Man könnte sagen, damit wird die Ontologie an ihrer begrifflichen Wurzel revidiert wenn schon nicht reformuliert – was man allerdings nur sehen kann, wenn man bereit ist, elementare und vielleicht sogar banale Tatbestände ernstzunehmen. 

Auf einer anderen Ebene liegt die erwähnte Geringschätzung des Mathematischen, die wohl im jetzt gelesenen Buch noch weiter aufgeklärt werden wird.
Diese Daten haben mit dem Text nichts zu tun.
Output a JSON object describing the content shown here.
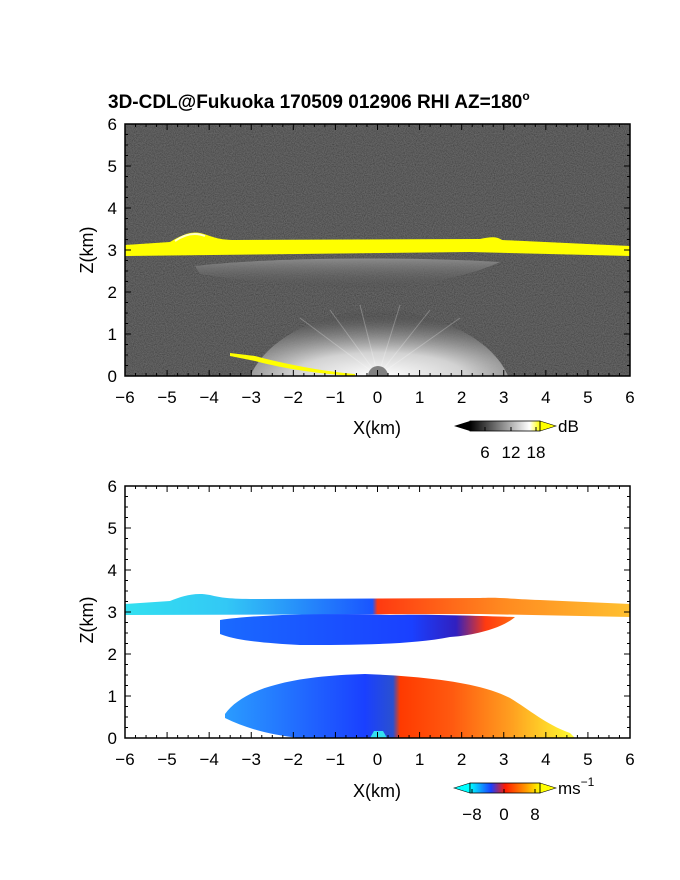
{
  "title": "3D-CDL@Fukuoka 170509 012906 RHI AZ=180",
  "title_degree": "o",
  "chart_data": [
    {
      "type": "heatmap",
      "name": "reflectivity",
      "xlabel": "X(km)",
      "ylabel": "Z(km)",
      "xlim": [
        -6,
        6
      ],
      "ylim": [
        0,
        6
      ],
      "xticks": [
        -6,
        -5,
        -4,
        -3,
        -2,
        -1,
        0,
        1,
        2,
        3,
        4,
        5,
        6
      ],
      "yticks": [
        0,
        1,
        2,
        3,
        4,
        5,
        6
      ],
      "background": "noisy dark grey",
      "colorbar": {
        "unit": "dB",
        "ticks": [
          6,
          12,
          18
        ],
        "colors": [
          "#000000",
          "#ffffff",
          "#ffff00"
        ]
      },
      "features": [
        {
          "layer": "bright band (saturated yellow)",
          "z_km": [
            2.9,
            3.2
          ],
          "x_km": [
            -6,
            6
          ],
          "bump_peak": {
            "x_km": -4.3,
            "z_km": 3.35
          }
        },
        {
          "layer": "grey haze layer",
          "z_km": [
            2.2,
            2.8
          ],
          "x_km": [
            -4.5,
            3.5
          ]
        },
        {
          "layer": "near-ground returns fanning from radar",
          "z_km": [
            0,
            1.3
          ],
          "x_km": [
            -3,
            3
          ]
        },
        {
          "layer": "ground clutter (yellow)",
          "z_km": [
            0,
            0.5
          ],
          "x_km": [
            -3.5,
            0
          ]
        }
      ]
    },
    {
      "type": "heatmap",
      "name": "doppler_velocity",
      "xlabel": "X(km)",
      "ylabel": "Z(km)",
      "xlim": [
        -6,
        6
      ],
      "ylim": [
        0,
        6
      ],
      "xticks": [
        -6,
        -5,
        -4,
        -3,
        -2,
        -1,
        0,
        1,
        2,
        3,
        4,
        5,
        6
      ],
      "yticks": [
        0,
        1,
        2,
        3,
        4,
        5,
        6
      ],
      "colorbar": {
        "unit": "ms",
        "unit_exp": "−1",
        "ticks": [
          "−8",
          "0",
          "8"
        ],
        "colors": [
          "#00ffff",
          "#1a40ff",
          "#ff1a00",
          "#ffff00"
        ]
      },
      "features": [
        {
          "layer": "upper layer",
          "z_km": [
            2.9,
            3.35
          ],
          "x_km": [
            -6,
            6
          ],
          "velocity_range": [
            -8,
            8
          ]
        },
        {
          "layer": "middle layer",
          "z_km": [
            2.2,
            2.8
          ],
          "x_km": [
            -4,
            3.2
          ],
          "velocity_range": [
            -6,
            4
          ]
        },
        {
          "layer": "lower layer",
          "z_km": [
            0,
            1.45
          ],
          "x_km": [
            -3.5,
            5.5
          ],
          "velocity_range": [
            -8,
            8
          ]
        }
      ]
    }
  ]
}
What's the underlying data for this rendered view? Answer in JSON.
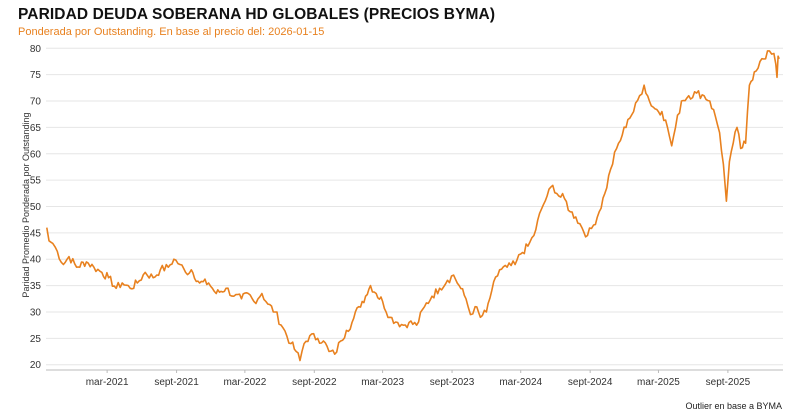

Aber in der heutigen Süddeutschen Zeitung spricht der Philosoph Peter Singer im Zusammenhang mit dilemmatischen Abwägungen zwischen einander ausschließenden Lebensrettungsversuchen davon, daß „die Idee des absoluten Wertes die Relevanz von Zahlen leugne“. Eine grundsätzliche Verwerfung von Quantitätsfragen findet sich heutzutage in unterschiedlichen Gesinnungsgruppen – und auf Aristoteles können sich die nicht berufen.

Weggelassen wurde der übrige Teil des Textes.